Tanzania Investment Centre (TIC)

What you need to know:

  • The plan is to increase investment to Sh37.72 trillion by 2025, which is more than double the current amount

Dar es Salaam. The government is targeting increasing investment to Sh37.72 trillion by 2025 after embarking on a campaign that seeks to convince more locals.

Minister for Planning and Investment, Prof Kitila Mkumbo, said yesterday that the Tanzania Investment Centre (TIC) registered 504 projects worth Sh14.06 trillion in 2023, up from $3 billion (Sh7.5 trillion) previously, and now the government has a campaign that will be used to sensitise Tanzanians to invest in the country.

According to him, the campaign, which will last for the whole year, aims to increase the number of Tanzanians who invest in the country and remove the notion that a person who invests should be a foreigner with a lot of money.

“The government continues to implement various strategies to motivate, attract, and promote economic activities in the country, while the goal is to increase capital and modern technology,” he said during a media briefing.

He said that promoting the economy means that activities are increasing and expanding.

“This means jobs are increasing and taxes are increasing, reducing the import of goods from the country, which will reduce the use of foreign currency by increasing production in the country through industrial investment,” he said.

Speaking about the investment campaign that is taking place this year, he said that it aims to give special inspiration to Tanzanians to grab investment opportunities available in the country.

“This first month is special for raising awareness through the media.
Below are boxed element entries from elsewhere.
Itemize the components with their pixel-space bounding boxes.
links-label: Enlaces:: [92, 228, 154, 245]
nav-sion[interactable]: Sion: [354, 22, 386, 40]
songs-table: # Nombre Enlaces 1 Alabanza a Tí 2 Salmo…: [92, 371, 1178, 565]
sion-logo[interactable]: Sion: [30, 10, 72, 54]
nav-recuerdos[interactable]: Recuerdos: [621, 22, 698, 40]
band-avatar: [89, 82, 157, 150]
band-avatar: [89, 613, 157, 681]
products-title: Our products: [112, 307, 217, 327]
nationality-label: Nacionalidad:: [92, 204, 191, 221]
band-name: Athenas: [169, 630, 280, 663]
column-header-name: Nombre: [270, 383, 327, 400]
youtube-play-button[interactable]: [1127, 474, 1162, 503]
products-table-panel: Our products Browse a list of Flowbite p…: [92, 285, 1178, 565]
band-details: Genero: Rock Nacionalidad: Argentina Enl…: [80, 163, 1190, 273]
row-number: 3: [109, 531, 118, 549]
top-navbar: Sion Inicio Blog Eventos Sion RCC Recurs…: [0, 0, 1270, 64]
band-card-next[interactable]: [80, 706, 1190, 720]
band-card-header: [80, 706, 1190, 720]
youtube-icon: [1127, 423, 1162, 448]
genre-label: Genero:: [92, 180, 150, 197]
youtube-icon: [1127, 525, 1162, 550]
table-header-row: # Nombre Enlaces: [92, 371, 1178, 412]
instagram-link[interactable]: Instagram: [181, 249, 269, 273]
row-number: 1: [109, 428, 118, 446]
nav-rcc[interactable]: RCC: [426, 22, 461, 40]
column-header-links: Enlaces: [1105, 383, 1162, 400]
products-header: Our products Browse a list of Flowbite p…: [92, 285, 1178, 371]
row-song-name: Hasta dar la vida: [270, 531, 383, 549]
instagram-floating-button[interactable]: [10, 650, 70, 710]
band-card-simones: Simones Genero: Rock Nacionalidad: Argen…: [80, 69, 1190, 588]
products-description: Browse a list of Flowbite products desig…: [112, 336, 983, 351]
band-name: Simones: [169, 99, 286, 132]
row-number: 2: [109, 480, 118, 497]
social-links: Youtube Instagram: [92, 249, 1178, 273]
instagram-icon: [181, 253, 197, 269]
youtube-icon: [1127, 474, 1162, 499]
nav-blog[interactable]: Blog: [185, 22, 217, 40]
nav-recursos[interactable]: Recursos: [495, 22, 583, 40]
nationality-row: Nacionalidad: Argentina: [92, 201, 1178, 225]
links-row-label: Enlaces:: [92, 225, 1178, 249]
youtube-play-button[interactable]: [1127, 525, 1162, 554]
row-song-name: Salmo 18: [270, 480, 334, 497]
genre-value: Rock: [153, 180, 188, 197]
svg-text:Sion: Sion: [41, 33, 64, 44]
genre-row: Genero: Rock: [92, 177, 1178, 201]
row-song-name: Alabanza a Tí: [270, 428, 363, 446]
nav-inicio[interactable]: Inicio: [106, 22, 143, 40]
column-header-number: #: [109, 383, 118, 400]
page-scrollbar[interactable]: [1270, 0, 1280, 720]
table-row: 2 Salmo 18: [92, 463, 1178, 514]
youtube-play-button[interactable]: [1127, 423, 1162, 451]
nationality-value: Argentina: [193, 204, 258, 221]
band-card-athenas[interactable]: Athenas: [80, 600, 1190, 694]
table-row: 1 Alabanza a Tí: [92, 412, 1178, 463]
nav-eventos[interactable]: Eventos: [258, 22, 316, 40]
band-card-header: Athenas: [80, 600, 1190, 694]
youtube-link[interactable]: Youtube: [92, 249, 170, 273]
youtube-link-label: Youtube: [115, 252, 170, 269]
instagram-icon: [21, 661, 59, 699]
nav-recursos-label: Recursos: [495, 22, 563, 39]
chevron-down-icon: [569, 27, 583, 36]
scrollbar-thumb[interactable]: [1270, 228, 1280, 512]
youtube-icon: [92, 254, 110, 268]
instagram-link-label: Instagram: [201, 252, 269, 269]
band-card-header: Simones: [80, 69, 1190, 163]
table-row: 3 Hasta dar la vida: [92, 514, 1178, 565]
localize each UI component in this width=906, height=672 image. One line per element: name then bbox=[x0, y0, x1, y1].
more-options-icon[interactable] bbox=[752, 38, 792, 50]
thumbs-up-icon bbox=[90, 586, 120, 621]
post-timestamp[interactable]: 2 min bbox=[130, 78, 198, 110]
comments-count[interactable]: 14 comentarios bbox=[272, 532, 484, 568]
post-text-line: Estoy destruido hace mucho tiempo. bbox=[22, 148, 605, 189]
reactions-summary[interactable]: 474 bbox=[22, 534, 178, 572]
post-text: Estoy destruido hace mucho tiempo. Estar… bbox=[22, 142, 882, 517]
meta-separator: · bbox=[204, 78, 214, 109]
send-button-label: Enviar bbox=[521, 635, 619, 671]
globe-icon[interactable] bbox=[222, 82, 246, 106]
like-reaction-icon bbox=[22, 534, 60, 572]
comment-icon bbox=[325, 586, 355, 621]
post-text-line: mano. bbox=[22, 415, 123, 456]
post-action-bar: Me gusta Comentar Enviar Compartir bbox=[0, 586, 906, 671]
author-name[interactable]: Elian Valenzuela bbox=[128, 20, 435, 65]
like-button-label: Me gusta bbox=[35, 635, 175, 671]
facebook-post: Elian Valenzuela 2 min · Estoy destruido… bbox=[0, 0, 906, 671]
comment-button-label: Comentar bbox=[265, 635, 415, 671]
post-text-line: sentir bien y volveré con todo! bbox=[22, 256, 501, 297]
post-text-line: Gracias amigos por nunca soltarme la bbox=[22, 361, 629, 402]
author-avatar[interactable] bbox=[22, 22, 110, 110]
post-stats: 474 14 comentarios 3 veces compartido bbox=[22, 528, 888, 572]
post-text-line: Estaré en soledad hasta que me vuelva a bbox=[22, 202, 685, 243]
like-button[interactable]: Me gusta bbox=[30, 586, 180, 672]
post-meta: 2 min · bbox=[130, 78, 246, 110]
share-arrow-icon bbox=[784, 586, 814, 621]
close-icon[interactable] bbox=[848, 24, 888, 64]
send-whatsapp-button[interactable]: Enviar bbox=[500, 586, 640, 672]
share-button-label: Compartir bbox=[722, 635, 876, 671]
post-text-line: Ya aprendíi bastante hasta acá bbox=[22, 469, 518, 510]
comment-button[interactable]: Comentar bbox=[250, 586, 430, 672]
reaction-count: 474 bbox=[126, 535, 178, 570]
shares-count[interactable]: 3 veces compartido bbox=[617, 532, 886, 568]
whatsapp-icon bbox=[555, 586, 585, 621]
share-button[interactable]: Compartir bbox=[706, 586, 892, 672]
After that, it will continue throughout the country and conclude with the national investment conference that will be held in November this year,” said Prof Mkumbo.
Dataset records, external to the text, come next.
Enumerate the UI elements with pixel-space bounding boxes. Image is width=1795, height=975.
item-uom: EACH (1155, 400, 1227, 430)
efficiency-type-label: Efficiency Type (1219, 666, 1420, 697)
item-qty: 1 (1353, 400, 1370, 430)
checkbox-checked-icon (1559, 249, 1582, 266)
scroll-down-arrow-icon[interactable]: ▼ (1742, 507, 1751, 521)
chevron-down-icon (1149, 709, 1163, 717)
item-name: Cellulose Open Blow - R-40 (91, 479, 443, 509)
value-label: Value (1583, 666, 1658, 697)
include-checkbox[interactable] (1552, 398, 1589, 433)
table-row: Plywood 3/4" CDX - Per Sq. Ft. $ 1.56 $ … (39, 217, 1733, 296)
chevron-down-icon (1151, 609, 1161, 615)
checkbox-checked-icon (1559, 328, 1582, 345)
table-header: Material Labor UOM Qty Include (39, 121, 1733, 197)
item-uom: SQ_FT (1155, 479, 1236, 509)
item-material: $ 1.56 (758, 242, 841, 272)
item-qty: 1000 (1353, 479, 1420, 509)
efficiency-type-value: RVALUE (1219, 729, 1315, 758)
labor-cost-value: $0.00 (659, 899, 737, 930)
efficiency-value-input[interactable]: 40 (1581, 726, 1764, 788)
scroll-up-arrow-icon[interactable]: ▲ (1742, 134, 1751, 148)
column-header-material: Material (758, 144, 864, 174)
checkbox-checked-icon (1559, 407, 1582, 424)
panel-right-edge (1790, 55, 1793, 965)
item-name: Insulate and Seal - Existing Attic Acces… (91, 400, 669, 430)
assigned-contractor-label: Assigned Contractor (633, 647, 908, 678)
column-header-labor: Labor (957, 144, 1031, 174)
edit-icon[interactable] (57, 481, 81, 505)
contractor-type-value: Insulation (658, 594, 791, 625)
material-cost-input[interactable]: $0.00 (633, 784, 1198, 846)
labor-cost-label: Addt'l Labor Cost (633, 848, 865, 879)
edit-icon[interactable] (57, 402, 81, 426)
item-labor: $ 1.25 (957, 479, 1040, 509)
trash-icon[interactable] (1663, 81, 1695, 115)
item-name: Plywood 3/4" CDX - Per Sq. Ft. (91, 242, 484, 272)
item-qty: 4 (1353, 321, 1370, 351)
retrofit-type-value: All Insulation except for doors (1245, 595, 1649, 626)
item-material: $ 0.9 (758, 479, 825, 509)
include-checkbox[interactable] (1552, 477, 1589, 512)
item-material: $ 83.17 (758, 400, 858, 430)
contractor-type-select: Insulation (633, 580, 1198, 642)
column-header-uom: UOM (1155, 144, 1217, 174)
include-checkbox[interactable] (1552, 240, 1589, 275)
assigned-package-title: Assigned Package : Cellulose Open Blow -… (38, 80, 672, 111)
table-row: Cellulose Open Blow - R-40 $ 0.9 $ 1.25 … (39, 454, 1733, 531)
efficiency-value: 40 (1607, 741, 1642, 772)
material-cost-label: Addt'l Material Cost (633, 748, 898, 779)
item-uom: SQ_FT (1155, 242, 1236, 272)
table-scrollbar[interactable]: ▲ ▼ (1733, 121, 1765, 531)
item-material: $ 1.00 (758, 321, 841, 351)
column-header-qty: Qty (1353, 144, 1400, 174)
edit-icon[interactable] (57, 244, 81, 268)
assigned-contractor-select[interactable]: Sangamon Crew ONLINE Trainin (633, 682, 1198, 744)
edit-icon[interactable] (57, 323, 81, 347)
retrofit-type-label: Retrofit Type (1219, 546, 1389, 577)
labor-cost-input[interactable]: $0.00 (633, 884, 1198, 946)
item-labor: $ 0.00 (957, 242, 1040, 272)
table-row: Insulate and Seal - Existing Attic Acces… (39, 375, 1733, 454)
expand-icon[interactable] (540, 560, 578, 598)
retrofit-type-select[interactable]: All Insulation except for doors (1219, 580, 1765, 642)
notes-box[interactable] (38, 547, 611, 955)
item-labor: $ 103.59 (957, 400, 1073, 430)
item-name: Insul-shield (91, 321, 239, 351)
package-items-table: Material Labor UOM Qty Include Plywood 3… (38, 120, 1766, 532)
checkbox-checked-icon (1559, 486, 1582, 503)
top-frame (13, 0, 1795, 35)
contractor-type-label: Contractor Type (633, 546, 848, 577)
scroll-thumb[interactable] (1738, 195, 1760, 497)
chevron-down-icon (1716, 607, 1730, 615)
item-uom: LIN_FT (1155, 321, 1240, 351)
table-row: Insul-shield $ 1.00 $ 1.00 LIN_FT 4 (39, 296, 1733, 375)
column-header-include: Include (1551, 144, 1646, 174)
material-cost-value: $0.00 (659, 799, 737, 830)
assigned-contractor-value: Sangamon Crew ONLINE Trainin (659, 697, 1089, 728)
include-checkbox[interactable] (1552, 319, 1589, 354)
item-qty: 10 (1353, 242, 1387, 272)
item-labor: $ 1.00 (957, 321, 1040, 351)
He said the campaign will focus on seven areas, including providing investment education to Tanzanians to remove the concept that investments are for foreigners.
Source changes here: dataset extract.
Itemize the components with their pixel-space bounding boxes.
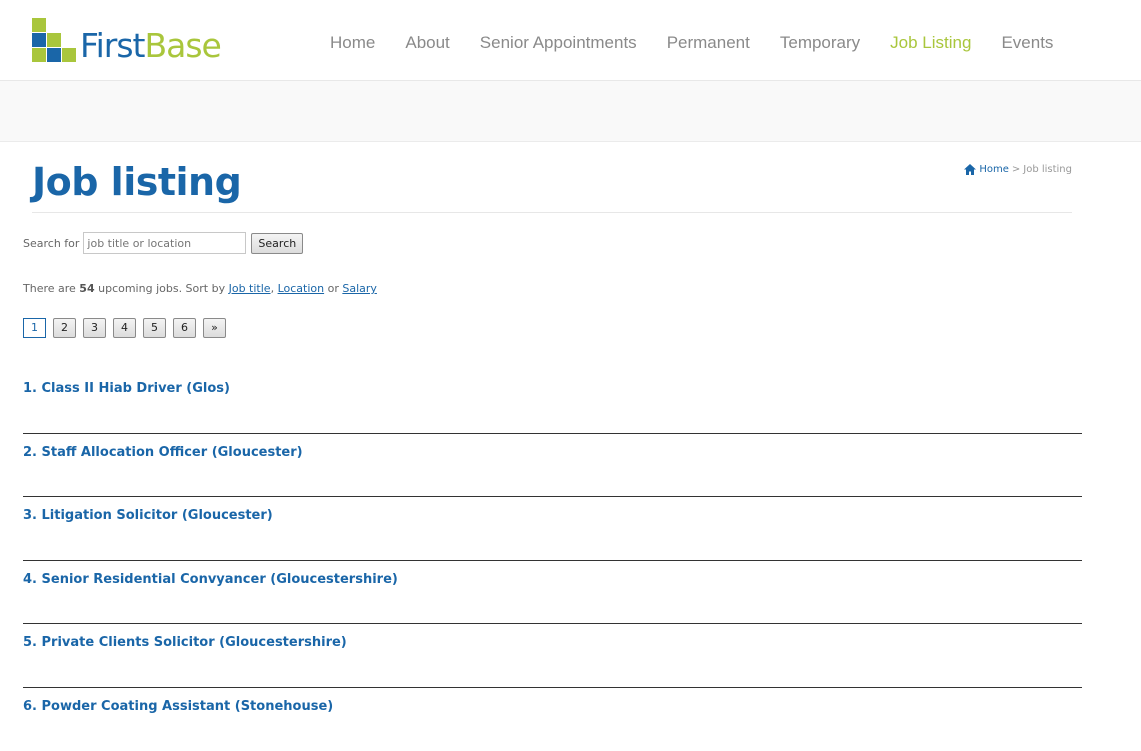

“We will also explain the procedures for registering investment projects through TIC, and we will explain the various tax and non-tax incentives offered to local and foreign investors when they register projects through the agency,” said Prof Mkumbo.

Giving an example of specific benefits that Tanzanians will get if they order investment facilities through TIC, he said that if you order a car with a cooling system for selling vegetables and fruits and you register through TIC, then you will get a 100 percent customs tax exemption.

“If you are building your hotel, internal equipment such as furniture is exempted by 100 percent. These opportunities are also available to Tanzanians,” he said.

He said the government aims to have 45 percent of all registered projects in the country owned by Tanzanians, 29 percent by foreign investors, and 26 percent by joint ventures.

“This means that about 73 percent or more of the projects registered in the country are owned by Tanzanians and joint ventures,” he said.

Contacted, a business and economic analyst, Oscar Mkude, said that when this goal is set, it is good to ensure that the projects that are registered are then implemented 100 percent.

“Some decades ago, a person who finished college could spend six months looking for a job, but now, up to nine years later, they are on the street, and these projects should show us the results,” said Mr Mkude.